Most commonly, “stimulation-related discomfort” was reported by 23% of patients both immediately before the procedure and during regular use. There were no catastrophic or even potentially fatal adverse effects.
We think that the profile of adverse effects is comparable to that of CPAP users. Minor adverse effects such as nasal congestion, uncomfortable mask pressure and skin irritation were observed in about 30% of CPAP patients in a medical study.
The Inspire device appears to be a viable alternative for people who have been prescribed a CPAP machine but do not use it regularly, and it is effective on average in treating sleep apnea.
The Inspire device and similar devices are described in the current medical literature as a secondary treatment for sleep apnea rather than a primary treatment.
We disagree with Inspire’s marketing claims that their device is far preferable to CPAP, as the study referenced to support these claims only included patients who had previously reported dissatisfaction with CPAP.

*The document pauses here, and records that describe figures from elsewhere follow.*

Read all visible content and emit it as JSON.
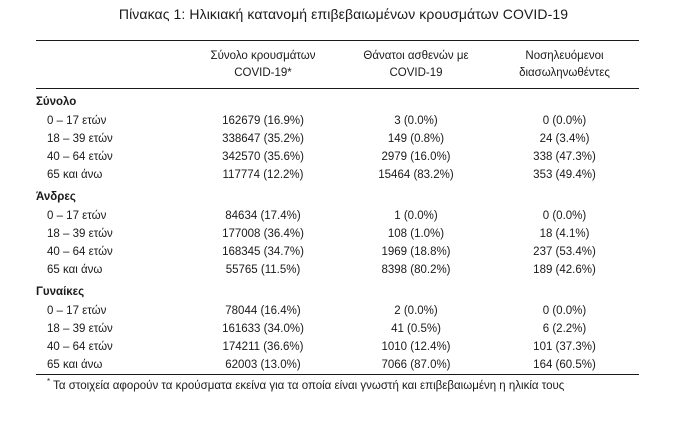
{
  "title": "Πίνακας 1: Ηλικιακή κατανομή επιβεβαιωμένων κρουσμάτων COVID-19",
  "headers": [
    "",
    "Σύνολο κρουσμάτων COVID-19*",
    "Θάνατοι ασθενών με COVID-19",
    "Νοσηλευόμενοι διασωληνωθέντες"
  ],
  "header_lines": [
    [
      "",
      ""
    ],
    [
      "Σύνολο κρουσμάτων",
      "COVID-19*"
    ],
    [
      "Θάνατοι ασθενών με",
      "COVID-19"
    ],
    [
      "Νοσηλευόμενοι",
      "διασωληνωθέντες"
    ]
  ],
  "groups": [
    {
      "name": "Σύνολο",
      "rows": [
        {
          "age": "0 – 17 ετών",
          "cases": "162679 (16.9%)",
          "deaths": "3 (0.0%)",
          "intubated": "0 (0.0%)"
        },
        {
          "age": "18 – 39 ετών",
          "cases": "338647 (35.2%)",
          "deaths": "149 (0.8%)",
          "intubated": "24 (3.4%)"
        },
        {
          "age": "40 – 64 ετών",
          "cases": "342570 (35.6%)",
          "deaths": "2979 (16.0%)",
          "intubated": "338 (47.3%)"
        },
        {
          "age": "65 και άνω",
          "cases": "117774 (12.2%)",
          "deaths": "15464 (83.2%)",
          "intubated": "353 (49.4%)"
        }
      ]
    },
    {
      "name": "Άνδρες",
      "rows": [
        {
          "age": "0 – 17 ετών",
          "cases": "84634 (17.4%)",
          "deaths": "1 (0.0%)",
          "intubated": "0 (0.0%)"
        },
        {
          "age": "18 – 39 ετών",
          "cases": "177008 (36.4%)",
          "deaths": "108 (1.0%)",
          "intubated": "18 (4.1%)"
        },
        {
          "age": "40 – 64 ετών",
          "cases": "168345 (34.7%)",
          "deaths": "1969 (18.8%)",
          "intubated": "237 (53.4%)"
        },
        {
          "age": "65 και άνω",
          "cases": "55765 (11.5%)",
          "deaths": "8398 (80.2%)",
          "intubated": "189 (42.6%)"
        }
      ]
    },
    {
      "name": "Γυναίκες",
      "rows": [
        {
          "age": "0 – 17 ετών",
          "cases": "78044 (16.4%)",
          "deaths": "2 (0.0%)",
          "intubated": "0 (0.0%)"
        },
        {
          "age": "18 – 39 ετών",
          "cases": "161633 (34.0%)",
          "deaths": "41 (0.5%)",
          "intubated": "6 (2.2%)"
        },
        {
          "age": "40 – 64 ετών",
          "cases": "174211 (36.6%)",
          "deaths": "1010 (12.4%)",
          "intubated": "101 (37.3%)"
        },
        {
          "age": "65 και άνω",
          "cases": "62003 (13.0%)",
          "deaths": "7066 (87.0%)",
          "intubated": "164 (60.5%)"
        }
      ]
    }
  ],
  "footnote": {
    "marker": "*",
    "text": "Τα στοιχεία αφορούν τα κρούσματα εκείνα για τα οποία είναι γνωστή και επιβεβαιωμένη η ηλικία τους"
  }
}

Considering that sleep apnea is associated with a significant increase in overall mortality, the benefits of the Inspire sleep apnea device seem to outweigh the dangers to sufferers.
Due to the wide variety of CPAP devices and the lack of a definitive better alternative in medical studies, we advise patients to discuss their options with their physician before choosing a medical device for sleep apnea. It is advisable that physicians consider each patient’s unique background and biological characteristics.